Friday, 19 August 2011

Quotes of the Week: From smoking gun to ex-PM

Ex-News of the World Royal reporter Clive Goodman on phone hacking in a letter to News International's director of human resources Daniel Cloke: "This practice was widely discussed in the daily editorial conference, until explicit reference to it was banned by the editor...Tom Crone [the NoW lawyer] and the editor promised on many occasions that I could come back to a job at the newspaper if I did not implicate the paper or any of its staff in my mitigation plea. I did not, and I expect the paper to honour its promise to me."

Celia Walden, journalist, author and wife of Piers Morgan, in The Lady magazine on phone hacking: "I thought people got so pompous about it...A lot of journalists I know have had first-hand experience of it."

From a note by analysts from Citigroup, as reported by the
Guardian, on Trinity Mirror and phone hacking: "Management say they have received assurances from senior editors, but we note allegations of phone-hacking in Mirror papers in the press (Guardian).
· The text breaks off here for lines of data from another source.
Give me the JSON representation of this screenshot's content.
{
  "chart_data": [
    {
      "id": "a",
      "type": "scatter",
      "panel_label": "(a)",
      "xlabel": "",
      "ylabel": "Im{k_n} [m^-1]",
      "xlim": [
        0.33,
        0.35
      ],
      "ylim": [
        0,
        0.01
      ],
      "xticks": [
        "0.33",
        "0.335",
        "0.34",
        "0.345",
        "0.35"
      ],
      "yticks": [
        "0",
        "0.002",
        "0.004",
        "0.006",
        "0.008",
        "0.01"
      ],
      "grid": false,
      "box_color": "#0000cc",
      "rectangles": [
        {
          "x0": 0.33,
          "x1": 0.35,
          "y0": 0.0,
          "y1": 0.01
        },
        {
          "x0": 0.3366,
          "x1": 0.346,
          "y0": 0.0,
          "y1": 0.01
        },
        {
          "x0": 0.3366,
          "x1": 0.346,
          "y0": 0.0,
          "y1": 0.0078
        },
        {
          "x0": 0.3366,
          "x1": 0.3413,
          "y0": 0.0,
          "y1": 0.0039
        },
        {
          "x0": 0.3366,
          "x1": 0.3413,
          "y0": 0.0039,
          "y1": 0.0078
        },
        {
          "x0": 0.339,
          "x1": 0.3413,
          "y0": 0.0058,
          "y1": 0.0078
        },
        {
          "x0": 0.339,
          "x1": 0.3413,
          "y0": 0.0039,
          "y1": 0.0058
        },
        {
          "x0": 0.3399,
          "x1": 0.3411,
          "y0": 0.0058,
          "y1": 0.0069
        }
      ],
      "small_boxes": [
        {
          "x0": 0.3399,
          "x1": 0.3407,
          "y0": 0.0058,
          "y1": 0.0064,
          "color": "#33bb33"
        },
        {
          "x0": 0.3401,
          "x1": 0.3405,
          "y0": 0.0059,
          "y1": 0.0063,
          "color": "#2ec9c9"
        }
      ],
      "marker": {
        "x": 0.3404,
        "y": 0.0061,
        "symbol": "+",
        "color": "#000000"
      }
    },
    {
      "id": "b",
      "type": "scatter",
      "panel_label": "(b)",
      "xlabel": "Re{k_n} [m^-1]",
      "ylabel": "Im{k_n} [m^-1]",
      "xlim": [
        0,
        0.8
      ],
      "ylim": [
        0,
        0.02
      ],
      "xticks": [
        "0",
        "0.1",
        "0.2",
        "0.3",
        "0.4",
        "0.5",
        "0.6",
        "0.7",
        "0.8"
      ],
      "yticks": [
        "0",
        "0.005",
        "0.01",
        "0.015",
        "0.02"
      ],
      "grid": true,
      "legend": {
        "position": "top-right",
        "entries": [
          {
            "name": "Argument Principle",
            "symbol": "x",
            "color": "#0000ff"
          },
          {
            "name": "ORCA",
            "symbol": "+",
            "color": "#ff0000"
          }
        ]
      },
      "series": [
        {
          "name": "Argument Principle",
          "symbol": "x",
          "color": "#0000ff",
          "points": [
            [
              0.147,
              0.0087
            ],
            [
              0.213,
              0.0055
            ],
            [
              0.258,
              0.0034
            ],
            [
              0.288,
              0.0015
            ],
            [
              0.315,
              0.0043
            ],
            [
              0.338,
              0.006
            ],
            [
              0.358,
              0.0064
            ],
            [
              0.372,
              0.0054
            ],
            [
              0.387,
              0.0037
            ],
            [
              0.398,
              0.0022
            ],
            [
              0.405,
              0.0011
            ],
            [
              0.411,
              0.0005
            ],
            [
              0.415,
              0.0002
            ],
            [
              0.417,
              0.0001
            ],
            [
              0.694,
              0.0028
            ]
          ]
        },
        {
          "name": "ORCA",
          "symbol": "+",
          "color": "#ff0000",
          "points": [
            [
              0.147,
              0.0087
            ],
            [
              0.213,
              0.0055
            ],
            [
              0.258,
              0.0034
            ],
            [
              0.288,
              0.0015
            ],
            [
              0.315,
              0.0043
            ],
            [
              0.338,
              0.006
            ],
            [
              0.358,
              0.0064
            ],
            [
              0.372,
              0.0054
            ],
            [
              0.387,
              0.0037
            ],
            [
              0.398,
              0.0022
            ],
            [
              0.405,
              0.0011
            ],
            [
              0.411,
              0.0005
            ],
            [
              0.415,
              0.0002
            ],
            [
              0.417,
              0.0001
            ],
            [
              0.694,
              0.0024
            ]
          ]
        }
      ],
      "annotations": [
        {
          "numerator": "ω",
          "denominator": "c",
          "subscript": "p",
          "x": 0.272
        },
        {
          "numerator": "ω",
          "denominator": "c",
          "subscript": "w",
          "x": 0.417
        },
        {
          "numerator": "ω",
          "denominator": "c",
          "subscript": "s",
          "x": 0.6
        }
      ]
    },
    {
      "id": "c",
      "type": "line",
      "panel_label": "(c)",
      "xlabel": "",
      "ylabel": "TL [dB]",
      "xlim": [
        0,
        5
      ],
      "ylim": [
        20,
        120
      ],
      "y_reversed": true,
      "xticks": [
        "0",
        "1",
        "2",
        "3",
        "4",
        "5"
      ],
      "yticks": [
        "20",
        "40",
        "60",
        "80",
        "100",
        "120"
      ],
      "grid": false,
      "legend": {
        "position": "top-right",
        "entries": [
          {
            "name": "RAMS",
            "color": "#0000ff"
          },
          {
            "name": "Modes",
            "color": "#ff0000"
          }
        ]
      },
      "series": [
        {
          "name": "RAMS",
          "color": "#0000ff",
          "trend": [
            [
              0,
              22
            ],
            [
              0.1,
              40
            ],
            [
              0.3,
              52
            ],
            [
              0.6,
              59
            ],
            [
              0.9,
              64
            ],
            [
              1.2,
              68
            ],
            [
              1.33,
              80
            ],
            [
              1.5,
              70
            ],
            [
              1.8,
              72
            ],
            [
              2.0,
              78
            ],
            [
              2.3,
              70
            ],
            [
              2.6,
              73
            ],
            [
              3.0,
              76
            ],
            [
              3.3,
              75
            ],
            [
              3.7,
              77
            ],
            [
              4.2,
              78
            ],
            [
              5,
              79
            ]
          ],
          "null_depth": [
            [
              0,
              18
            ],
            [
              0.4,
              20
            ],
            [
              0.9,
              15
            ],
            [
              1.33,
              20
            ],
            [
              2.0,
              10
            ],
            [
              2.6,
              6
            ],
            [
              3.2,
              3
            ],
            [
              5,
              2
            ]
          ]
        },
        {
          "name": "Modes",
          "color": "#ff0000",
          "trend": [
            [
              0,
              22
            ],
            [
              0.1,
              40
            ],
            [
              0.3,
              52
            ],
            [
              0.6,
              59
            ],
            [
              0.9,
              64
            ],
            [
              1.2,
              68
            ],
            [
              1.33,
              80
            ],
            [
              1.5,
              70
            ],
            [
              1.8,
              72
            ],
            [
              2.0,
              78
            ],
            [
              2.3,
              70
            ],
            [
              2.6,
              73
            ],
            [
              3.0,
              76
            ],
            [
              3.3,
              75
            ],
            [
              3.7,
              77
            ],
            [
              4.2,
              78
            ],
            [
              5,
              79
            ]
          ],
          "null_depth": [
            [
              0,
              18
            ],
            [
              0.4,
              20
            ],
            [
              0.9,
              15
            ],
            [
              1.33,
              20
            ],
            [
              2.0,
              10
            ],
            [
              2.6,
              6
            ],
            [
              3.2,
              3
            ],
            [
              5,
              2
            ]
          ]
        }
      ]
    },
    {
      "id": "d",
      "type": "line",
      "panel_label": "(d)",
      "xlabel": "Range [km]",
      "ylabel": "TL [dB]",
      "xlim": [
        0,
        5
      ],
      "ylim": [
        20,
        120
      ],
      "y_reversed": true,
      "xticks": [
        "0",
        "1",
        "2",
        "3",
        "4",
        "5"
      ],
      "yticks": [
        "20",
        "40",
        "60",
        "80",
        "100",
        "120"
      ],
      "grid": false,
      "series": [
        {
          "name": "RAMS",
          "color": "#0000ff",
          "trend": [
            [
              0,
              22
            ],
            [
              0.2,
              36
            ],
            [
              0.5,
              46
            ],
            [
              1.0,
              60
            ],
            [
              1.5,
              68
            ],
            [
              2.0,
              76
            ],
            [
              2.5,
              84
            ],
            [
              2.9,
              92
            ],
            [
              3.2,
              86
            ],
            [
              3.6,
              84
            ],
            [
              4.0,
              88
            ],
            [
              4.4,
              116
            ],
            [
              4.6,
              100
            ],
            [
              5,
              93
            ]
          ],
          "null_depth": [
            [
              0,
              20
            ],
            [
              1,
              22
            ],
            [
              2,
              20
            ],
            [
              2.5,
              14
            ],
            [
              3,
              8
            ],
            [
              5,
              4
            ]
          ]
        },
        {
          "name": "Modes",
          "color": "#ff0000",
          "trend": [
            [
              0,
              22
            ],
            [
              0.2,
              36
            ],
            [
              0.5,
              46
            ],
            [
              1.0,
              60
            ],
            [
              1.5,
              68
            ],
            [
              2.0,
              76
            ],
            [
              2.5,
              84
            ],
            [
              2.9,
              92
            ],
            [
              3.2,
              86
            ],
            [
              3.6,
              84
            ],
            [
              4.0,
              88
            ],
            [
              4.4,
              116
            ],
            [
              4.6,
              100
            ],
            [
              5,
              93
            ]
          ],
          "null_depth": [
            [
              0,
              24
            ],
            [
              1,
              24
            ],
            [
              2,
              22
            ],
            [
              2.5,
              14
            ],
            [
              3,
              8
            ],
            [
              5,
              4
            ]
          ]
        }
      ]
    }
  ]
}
The CEO told us not to believe everything we read in the press. This is not a risk we think investors should take on lightly, especially given the sums of money involved."

Peter Preston in the Observer: "The technique of the running blog, updated minute by minute, offers more detail than any conventionally orchestrated broadcast can do. It is not about men in suits with open-neck shirts and microphones. It's about facts, rippling apprehensions, perceptions. It's inclusive, not exclusive".

Paul Lewis in the Guardian on covering the riots: "The first portal for communicating what we saw was Twitter. It enabled us to deliver real-time reports from the scene, but more importantly enabled other users of Twitter to provide constant feedback and directions to troublespots. While journalists covering previous riots would chase ambulances to find the frontline, we followed what people on social media told us. By the end of the week, I had accumulated 35,000 new Twitter followers."

Gordon Brown at the Edinburgh Festival: “In Britain, what the press do, if they really want to get at someone, is they challenge their motives and their integrity. They try to suggest that they’re not the person that they say they are. The way the press works in this country is they try to doubt the motives of people all the time. They try to suggest that you’ve got a malign purpose in what you’re doing. And they try to take pieces of people’s characters and destroy those pieces so they can make their political point as a result of that. You can’t say it is not hurtful.”